Rosi Mendicino es una escritora con oficio. Es alguien que hizo de la escritura y, obviamente, de la lectura asidua, una de las cosas importantes de su vida. Y ejerció ese oficio con pasión; tal vez, sin pretensión de profesionalismo pero, ciertamente, con esa dedicación casi escrupulosa –metódica, persistente, obstinada− con que encaran su oficio los que realmente aman lo que hacen.

Esta característica de la autora es lo primero que se evidencia en la lectura de “Cuatro paquetes de veinte” una petit nouvelle conmovedora, simple y profunda; tal como suelen ser las tradiciones, que se transforman en costumbres y usos populares, en cualquier parte del mundo. Rosi Mendicino muestra su oficio: sabe reconocer las “herramientas literarias” y sabe usarlas; conoce muy bien la materia prima con la que trabaja –nada menos que las palabras; material esquivo, huidizo como pocos− y las usa eficazmente.

La novela, la historia que narra Mendicino en la novela, transcurre en la isla italiana de Cerdeña. Más precisamente, en la Cerdeña más rústica, más sencilla y popular. Y rescata una vieja tradición, una costumbre popular hoy abandonada. Costumbre difícil de comprender para nuestra cultura y nuestros prejuicios, costumbre que calificaríamos, al menos, de terrible, de inhumana. 

Cuando el tema principal de un relato es trágico, quien relata puede elegir hacerlo en un tono también trágico o, al menos, serio, circunspecto. Puede elegir hacerlo livianamente, minimizando la crueldad, la inclemencia o la tristeza. Rosi Mendicino eligió contar esta historia a través de pequeñas historias de diversos personajes de algún pueblo de Cerdeña. Son historias de vida. Por lo tanto, son historias de tristezas y alegrías, de despedidas y encuentros, de esperanza y desazón... historias de amor que viven los protagonistas. Y, como un hilo invisible que une todas esas pequeñas historias, la presencia de la “acabadora”. 

La vida de cada uno incluye la muerte. La muerte de los demás. Del mismo modo que nuestra propia muerte está incluida en la vida de los otros. La muerte, con todo lo angustiante y triste que encierra. Todos los pueblos han tratado de darle a la muerte un sentido, una explicación que amortigüe esa angustia y esa tristeza; lo han hecho con mitos, con tradiciones. Tratando de incorporar esa realidad del fin de la vida a la vida misma.

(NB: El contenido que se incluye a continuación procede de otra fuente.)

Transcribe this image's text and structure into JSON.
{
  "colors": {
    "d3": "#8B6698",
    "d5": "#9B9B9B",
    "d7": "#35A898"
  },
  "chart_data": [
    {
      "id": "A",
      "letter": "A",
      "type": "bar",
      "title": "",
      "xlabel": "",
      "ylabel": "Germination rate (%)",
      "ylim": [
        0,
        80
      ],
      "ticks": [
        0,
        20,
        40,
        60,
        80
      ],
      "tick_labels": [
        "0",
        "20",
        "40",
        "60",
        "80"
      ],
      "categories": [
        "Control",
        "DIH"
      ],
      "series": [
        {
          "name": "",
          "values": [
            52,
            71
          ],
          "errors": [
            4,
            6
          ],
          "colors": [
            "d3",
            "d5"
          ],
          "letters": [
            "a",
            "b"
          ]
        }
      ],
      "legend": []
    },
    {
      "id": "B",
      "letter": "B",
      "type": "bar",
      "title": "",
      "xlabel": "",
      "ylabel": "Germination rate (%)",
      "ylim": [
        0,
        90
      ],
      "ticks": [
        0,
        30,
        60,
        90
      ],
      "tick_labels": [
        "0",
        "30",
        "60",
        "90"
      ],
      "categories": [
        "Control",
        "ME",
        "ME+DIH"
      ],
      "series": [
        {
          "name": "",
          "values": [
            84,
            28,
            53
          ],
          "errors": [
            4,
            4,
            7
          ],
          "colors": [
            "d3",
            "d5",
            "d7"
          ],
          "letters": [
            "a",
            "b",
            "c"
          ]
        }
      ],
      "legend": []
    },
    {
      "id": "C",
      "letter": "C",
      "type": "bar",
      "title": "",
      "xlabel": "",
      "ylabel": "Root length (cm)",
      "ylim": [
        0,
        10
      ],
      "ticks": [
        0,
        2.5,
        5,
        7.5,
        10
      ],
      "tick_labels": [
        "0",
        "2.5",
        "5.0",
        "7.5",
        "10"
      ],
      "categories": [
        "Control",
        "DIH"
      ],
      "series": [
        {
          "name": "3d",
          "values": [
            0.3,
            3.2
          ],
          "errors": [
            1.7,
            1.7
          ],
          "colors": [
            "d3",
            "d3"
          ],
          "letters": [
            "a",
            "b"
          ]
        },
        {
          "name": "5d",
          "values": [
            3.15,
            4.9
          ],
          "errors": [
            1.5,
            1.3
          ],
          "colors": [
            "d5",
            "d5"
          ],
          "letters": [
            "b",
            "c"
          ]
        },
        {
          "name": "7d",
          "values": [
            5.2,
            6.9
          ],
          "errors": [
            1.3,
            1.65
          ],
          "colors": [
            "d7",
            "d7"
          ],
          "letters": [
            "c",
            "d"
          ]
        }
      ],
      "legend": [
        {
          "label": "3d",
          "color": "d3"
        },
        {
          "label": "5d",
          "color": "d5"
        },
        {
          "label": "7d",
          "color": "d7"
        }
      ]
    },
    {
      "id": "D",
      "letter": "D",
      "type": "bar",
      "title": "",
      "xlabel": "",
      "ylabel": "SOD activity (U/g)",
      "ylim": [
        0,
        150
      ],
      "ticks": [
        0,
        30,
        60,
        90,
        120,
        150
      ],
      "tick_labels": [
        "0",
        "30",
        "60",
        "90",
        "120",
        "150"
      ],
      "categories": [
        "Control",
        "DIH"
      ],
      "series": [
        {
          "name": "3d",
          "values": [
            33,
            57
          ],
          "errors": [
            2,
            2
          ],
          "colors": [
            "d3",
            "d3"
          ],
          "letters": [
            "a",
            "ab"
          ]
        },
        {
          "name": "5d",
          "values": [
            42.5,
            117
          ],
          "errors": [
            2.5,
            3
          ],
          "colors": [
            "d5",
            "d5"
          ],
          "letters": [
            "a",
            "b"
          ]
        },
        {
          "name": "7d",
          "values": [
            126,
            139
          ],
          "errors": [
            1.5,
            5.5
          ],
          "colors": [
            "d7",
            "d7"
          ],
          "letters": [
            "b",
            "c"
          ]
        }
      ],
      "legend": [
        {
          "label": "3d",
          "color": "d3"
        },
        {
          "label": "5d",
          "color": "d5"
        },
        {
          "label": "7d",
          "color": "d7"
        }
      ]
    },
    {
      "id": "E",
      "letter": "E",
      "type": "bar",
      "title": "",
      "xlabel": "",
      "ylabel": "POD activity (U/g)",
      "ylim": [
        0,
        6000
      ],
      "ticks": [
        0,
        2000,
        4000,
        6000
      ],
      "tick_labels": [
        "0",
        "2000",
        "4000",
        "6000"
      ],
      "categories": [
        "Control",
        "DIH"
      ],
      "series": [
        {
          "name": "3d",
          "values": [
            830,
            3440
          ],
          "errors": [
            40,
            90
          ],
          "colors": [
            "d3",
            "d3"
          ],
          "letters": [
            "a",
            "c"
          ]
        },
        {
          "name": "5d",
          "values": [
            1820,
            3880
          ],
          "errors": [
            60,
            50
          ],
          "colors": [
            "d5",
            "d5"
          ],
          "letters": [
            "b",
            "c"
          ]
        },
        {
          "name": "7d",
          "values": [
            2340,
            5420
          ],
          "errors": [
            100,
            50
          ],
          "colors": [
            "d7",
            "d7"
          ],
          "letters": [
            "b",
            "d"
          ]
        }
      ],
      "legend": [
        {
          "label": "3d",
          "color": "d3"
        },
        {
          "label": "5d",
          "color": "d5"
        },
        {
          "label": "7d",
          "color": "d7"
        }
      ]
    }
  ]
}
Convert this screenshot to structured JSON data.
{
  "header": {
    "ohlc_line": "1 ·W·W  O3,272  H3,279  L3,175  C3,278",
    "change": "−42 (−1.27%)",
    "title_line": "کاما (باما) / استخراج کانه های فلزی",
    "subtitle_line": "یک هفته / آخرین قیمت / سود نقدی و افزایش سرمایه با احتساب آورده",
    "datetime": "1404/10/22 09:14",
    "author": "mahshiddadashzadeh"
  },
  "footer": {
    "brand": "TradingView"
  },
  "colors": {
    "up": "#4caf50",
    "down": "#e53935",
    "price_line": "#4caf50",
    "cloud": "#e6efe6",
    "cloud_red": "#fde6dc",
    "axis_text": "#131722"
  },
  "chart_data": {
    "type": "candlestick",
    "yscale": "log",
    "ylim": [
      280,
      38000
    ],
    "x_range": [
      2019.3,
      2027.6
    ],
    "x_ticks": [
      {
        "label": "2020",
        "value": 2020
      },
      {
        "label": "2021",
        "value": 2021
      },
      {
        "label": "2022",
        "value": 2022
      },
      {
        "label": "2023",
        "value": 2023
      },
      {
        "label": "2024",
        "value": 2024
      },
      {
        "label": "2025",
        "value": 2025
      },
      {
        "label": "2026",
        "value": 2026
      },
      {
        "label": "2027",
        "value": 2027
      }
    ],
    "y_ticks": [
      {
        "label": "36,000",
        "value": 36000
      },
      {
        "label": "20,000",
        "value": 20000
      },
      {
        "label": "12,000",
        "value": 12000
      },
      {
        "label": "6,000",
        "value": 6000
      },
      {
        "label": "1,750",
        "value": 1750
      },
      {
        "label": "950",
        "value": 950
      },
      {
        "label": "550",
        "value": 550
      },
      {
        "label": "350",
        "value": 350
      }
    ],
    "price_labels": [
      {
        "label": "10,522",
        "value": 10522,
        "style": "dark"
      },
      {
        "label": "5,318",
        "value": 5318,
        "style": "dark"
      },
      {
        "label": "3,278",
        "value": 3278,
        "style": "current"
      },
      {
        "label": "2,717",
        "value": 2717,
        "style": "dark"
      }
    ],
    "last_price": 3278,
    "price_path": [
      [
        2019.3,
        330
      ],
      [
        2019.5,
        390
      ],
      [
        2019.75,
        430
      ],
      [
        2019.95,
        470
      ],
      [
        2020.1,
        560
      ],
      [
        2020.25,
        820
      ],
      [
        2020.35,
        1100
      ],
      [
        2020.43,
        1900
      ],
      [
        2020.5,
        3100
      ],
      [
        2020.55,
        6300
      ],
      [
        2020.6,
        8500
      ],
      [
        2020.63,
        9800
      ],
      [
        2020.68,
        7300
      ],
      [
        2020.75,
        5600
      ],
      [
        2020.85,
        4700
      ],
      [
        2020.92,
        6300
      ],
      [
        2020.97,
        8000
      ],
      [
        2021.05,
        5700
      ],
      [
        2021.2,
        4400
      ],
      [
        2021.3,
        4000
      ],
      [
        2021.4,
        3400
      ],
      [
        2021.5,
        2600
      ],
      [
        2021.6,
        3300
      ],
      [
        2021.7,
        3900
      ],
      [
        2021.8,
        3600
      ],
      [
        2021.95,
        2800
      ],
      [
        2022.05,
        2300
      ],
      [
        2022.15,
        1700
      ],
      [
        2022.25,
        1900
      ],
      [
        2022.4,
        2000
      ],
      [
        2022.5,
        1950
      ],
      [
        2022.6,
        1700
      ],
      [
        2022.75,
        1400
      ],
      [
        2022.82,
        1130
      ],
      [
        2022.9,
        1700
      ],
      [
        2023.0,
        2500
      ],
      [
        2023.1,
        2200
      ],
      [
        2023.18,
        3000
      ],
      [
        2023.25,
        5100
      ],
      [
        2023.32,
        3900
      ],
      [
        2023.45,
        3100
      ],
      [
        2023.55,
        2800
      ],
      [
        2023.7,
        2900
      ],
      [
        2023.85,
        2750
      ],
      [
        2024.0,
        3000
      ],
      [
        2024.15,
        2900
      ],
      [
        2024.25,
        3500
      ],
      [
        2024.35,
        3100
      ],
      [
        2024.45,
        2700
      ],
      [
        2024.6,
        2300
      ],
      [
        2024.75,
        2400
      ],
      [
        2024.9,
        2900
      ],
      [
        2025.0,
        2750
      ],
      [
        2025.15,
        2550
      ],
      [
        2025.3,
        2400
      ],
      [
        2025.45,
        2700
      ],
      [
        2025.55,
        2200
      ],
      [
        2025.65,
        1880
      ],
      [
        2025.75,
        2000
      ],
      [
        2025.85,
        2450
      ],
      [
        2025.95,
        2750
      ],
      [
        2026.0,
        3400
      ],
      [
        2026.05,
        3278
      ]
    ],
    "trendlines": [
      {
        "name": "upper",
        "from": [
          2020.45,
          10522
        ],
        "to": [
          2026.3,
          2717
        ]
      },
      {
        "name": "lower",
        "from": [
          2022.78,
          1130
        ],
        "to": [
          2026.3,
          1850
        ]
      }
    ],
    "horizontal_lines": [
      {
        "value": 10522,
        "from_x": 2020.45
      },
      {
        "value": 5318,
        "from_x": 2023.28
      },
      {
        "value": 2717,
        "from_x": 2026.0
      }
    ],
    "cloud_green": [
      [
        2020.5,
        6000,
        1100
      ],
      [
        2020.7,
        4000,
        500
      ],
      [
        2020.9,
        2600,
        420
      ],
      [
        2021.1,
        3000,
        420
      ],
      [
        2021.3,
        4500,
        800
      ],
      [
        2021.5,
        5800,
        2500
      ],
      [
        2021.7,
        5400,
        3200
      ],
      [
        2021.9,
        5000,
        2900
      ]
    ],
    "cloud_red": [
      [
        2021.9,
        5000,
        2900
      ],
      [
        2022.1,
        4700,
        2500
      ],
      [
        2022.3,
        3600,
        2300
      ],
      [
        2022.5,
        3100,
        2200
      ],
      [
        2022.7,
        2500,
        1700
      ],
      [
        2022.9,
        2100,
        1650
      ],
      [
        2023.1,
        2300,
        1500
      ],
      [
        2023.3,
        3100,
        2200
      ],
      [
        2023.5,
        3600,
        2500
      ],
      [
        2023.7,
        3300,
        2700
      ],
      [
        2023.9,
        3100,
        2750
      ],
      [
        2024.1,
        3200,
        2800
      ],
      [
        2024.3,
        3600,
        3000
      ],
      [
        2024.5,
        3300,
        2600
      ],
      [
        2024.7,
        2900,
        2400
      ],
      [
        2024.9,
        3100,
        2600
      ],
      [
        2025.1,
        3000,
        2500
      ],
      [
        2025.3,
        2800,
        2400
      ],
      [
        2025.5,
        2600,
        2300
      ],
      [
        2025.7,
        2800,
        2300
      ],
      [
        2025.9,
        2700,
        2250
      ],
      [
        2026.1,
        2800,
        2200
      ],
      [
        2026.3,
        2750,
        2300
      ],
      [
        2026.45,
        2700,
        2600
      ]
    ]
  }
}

Algunos, por ejemplo, hablan de una continuidad de la vida en otra “dimensión”, otros en la reiteración de la vida a través de la reencarnación. Pero siempre tratando de aligerar su impacto. Los sardos no han escapado a esta necesidad y lo han hecho definiendo a la vida con esa expresión que da título a la novela “Cuatro paquetes de veinte”. Una simplificación que sin lugar a dudas, y sin pretensión de exactitud matemática, marca un ritmo al vivir dividiéndolo en períodos que se diferencian entre sí por aquello que se puede vivir en cada momento. Pero es sólo eso: cuatro paquetes de veinte. Cuando el último paquete se abrió y se gastó... inexorablemente llega la muerte. Cuando ésta llega, lo puede hacer rápidamente o en una agonía más o menos larga pero siempre dolorosa. Aquí entra en escena y cumple su misión la “acabadora”. 

“Cuatro paquetes de veinte” es una novela que se lee rápido y con poco esfuerzo de lectura. Porque más allá del tema –inquietante, controvertido, difícil− que va uniendo las historias, la autora le imprimió al relato un ritmo ágil, dinámico. Una prosa sencilla pero precisa, nada más que las palabras necesarias para decir lo que quería decir y permitirle al lector el juego de la imaginación.

Cada persona –cada lector− tiene un “nivel” de sensibilidad distinto. Quizás aquellos que sean muy sensibles, negativamente,  al tema de la muerte, puedan verse increpados con cierta dureza. Sin embargo es una novela para todo público. Rosi Mendicino ha desarrollado esta historia con simpleza, con naturalidad, sin juicios moralistas o moralizantes, dejando en claro implícita pero evidentemente que lo que importa siempre es la vida y, dentro de la vida, el amor.